Prototype of hearing aid with EEG and EOG (recording eye movements) sensors, which in the future may help users control sound with their mind.

The COCOHA project has brought us closer to intelligent hearing aids

Hearing aids that steer the sound according to the intent of the user seem much closer now, four years after the international COCOHA project began. The project just finished, and it shows that both brain signals and eyes movements can be used to understand where the user’s attention is.

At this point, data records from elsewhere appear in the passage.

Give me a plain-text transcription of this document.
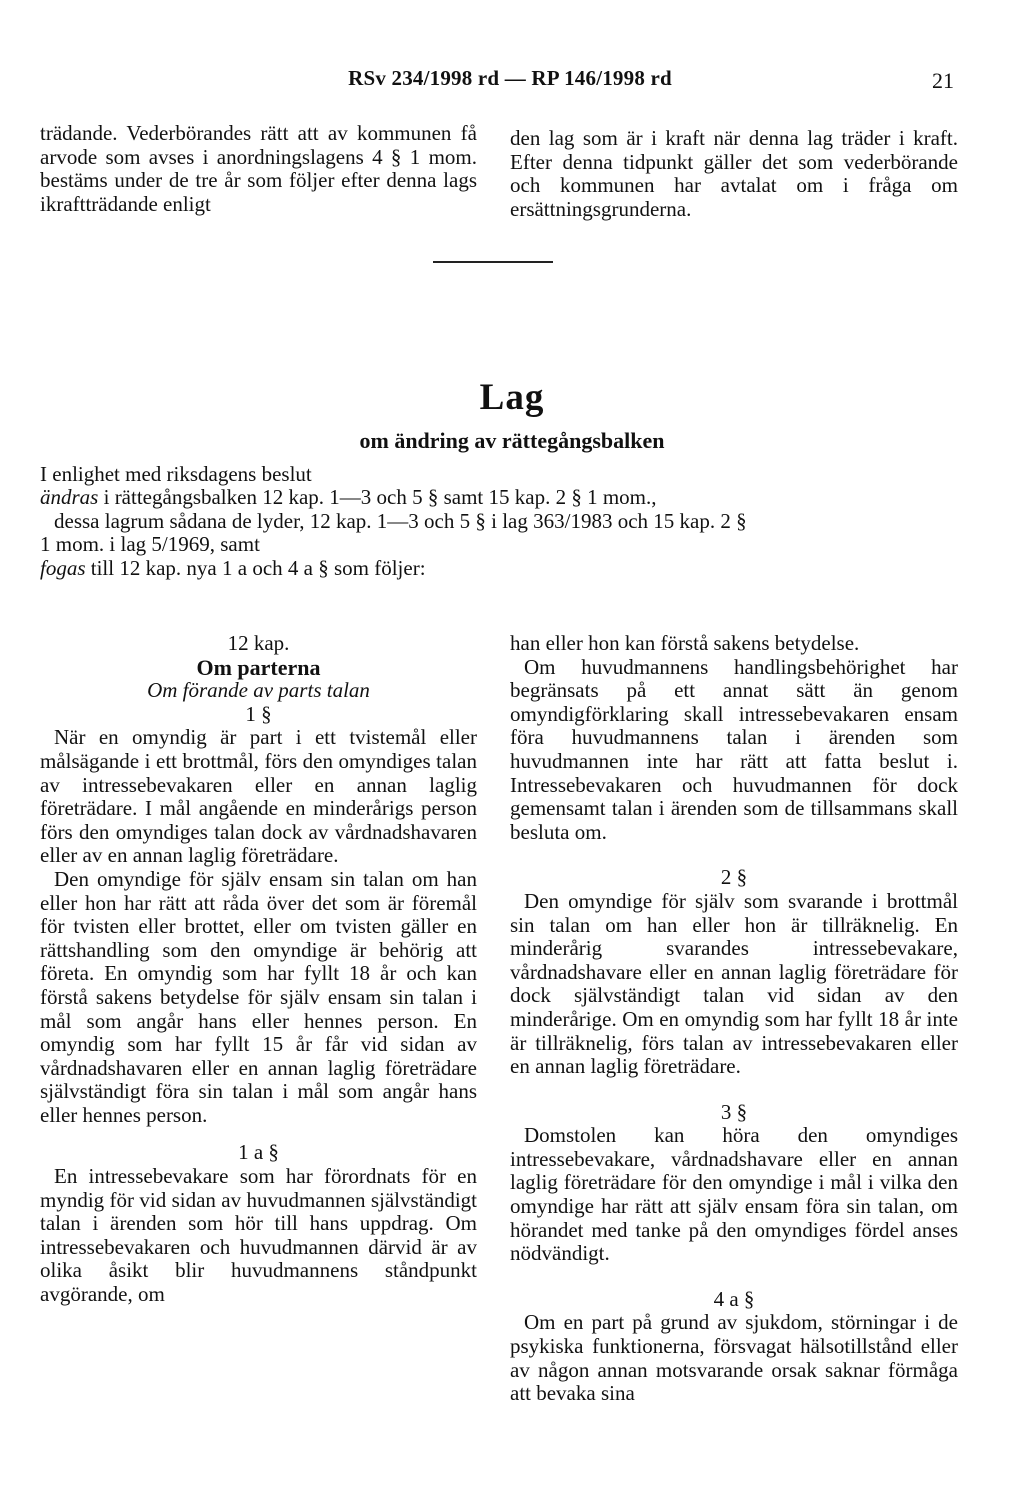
RSv 234/1998 rd — RP 146/1998 rd	21

trädande. Vederbörandes rätt att av kommunen få arvode som avses i anordningslagens 4 § 1 mom. bestäms under de tre år som följer efter denna lags ikraftträdande enligt

den lag som är i kraft när denna lag träder i kraft. Efter denna tidpunkt gäller det som vederbörande och kommunen har avtalat om i fråga om ersättningsgrunderna.

Lag
om ändring av rättegångsbalken
I enlighet med riksdagens beslut
ändras i rättegångsbalken 12 kap. 1—3 och 5 § samt 15 kap. 2 § 1 mom.,
dessa lagrum sådana de lyder, 12 kap. 1—3 och 5 § i lag 363/1983 och 15 kap. 2 §
1 mom. i lag 5/1969, samt
fogas till 12 kap. nya 1 a och 4 a § som följer:

12 kap.

Om parterna

Om förande av parts talan

1 §

När en omyndig är part i ett tvistemål eller målsägande i ett brottmål, förs den omyndiges talan av intressebevakaren eller en annan laglig företrädare. I mål angående en minderårigs person förs den omyndiges talan dock av vårdnadshavaren eller av en annan laglig företrädare.

Den omyndige för själv ensam sin talan om han eller hon har rätt att råda över det som är föremål för tvisten eller brottet, eller om tvisten gäller en rättshandling som den omyndige är behörig att företa. En omyndig som har fyllt 18 år och kan förstå sakens betydelse för själv ensam sin talan i mål som angår hans eller hennes person. En omyndig som har fyllt 15 år får vid sidan av vårdnadshavaren eller en annan laglig företrädare självständigt föra sin talan i mål som angår hans eller hennes person.

1 a §

En intressebevakare som har förordnats för en myndig för vid sidan av huvudmannen självständigt talan i ärenden som hör till hans uppdrag. Om intressebevakaren och huvudmannen därvid är av olika åsikt blir huvudmannens ståndpunkt avgörande, om

han eller hon kan förstå sakens betydelse.

Om huvudmannens handlingsbehörighet har begränsats på ett annat sätt än genom omyndigförklaring skall intressebevakaren ensam föra huvudmannens talan i ärenden som huvudmannen inte har rätt att fatta beslut i. Intressebevakaren och huvudmannen för dock gemensamt talan i ärenden som de tillsammans skall besluta om.

2 §

Den omyndige för själv som svarande i brottmål sin talan om han eller hon är tillräknelig. En minderårig svarandes intressebevakare, vårdnadshavare eller en annan laglig företrädare för dock självständigt talan vid sidan av den minderårige. Om en omyndig som har fyllt 18 år inte är tillräknelig, förs talan av intressebevakaren eller en annan laglig företrädare.

3 §

Domstolen kan höra den omyndiges intressebevakare, vårdnadshavare eller en annan laglig företrädare för den omyndige i mål i vilka den omyndige har rätt att själv ensam föra sin talan, om hörandet med tanke på den omyndiges fördel anses nödvändigt.

4 a §

Om en part på grund av sjukdom, störningar i de psykiska funktionerna, försvagat hälsotillstånd eller av någon annan motsvarande orsak saknar förmåga att bevaka sina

“The COCOHA project started as a dream.”

Professor Thomas Lunner, the manager of the Cognitive Hearing Science group at Eriksholm Research Centre, seems self-confident as he says the words. In collaboration with several international partners, his group just finished the important project COCOHA (Cognitive Control of a Hearing Aid) with a positive review from the European Commission.

The dream was, and is, to create hearing aids, which are able to ‘read your mind’ and understand what you intent to listen to – and then amplify only that. Just like the brain of a normal hearing person is able to do.

”We have shown that it is possible to steer the sound by reading brain waves or by using the direction of the eyes as a proxy for attention. There was an assumption about that already, but to show that it works in real time is something completely new,” explains PostDoc and COCOHA researcher Carina Graversen. She continues:

”This is important because we already consider the next concrete steps to make the dream come true. Controlling the hearing aids with your brain is the future.”

EEG signals picks up where your attention is

From the beginning, the key word for COCOHA has been ‘intent’.

“When people with hearing impairment go to a clinic the first thing they say is: ‘I want a hearing aid that only amplifies the sound I’m interested in’. To make intelligent hearing aids that do that we need a way to decode the intent of the user,” says Professor Thomas Lunner.
Research suggesting that it is possible to pick up where a person attends by reading the brain signals became the basis for the project. Four years later, this has been applied to a hearing aid prototype.

“COCOHA has shown that it is possible with a traditional EEG cap to decode the attention and steer the sound of two different competing talkers. You can now amplify the one you want to listen to with a delay of about 8 seconds and an accuracy of about 90 percent,” explains Thomas Lunner.

Since hearing aid users find themselves in many different kinds of environments – often with several talkers – the results are of course not good enough to be implemented in real life yet. It is also necessary to get equally good results using EarEEG electrodes, since “a full scull is not a nice hearing aid,“ as Thomas Lunner puts it.
The results are still a big step towards steering sound by reading the brain waves, which will at some point be exact enough to significantly optimize hearing aids.

“Eye gaze steering is already really promising”

While working on EEG signals, the project expanded into also looking at another way to understand the intent of the user. Picking up eye gaze signals is another way of reading the attention of the listener, since eye pointing is related to attention.

“It is possible to accurately steer the sound according to where the eyes are pointing, which is a proxy for attention. Eye gaze steering is already really promising. The system reacts really fast. We are still working on the accuracy, but we believe that we will soon reach close to 100 percent. And that can be made in-ear in the future,“ explains Thomas Lunner.

Users appreciate the technology

The COCOHA project is a collaboration between Eriksholm Research Centre, the Institute of Neuroinformatics in Zurich, Technical University of Denmark, University College London, and Ecole Normale Supérieure in Paris. It is funded by the European Union Horizon2020 initiative. The European Commission review was very positive both regarding results and the collaboration between the partners. And the Eriksholm researchers feel the same way.

”The project has been a huge success, because so much work and resources have been put into it from all the partners. The collaboration has been unique,” says Carina Graversen.

She emphasizes that not only has the research showed some important results, test subjects have also had the chance to try the technology in a lab set-up.

”It is essential that people with hearing impairment have actually tried the technology, and told us that this is something they need. Sometimes scientists can do a lot of work that the user may not find necessary. But in this case we have shown that it is possible to do, and that users actually appreciate it,” says Carina Graversen.

More research is needed

The COCOHA project is done, but the results will lay the ground for more work towards making the dream come true.

“In one way or the other, you need to know where a person’s attention is to help the signal processing algorithm. It’s a matter of time, but this will be part of future hearing aids,” concludes Thomas Lunner.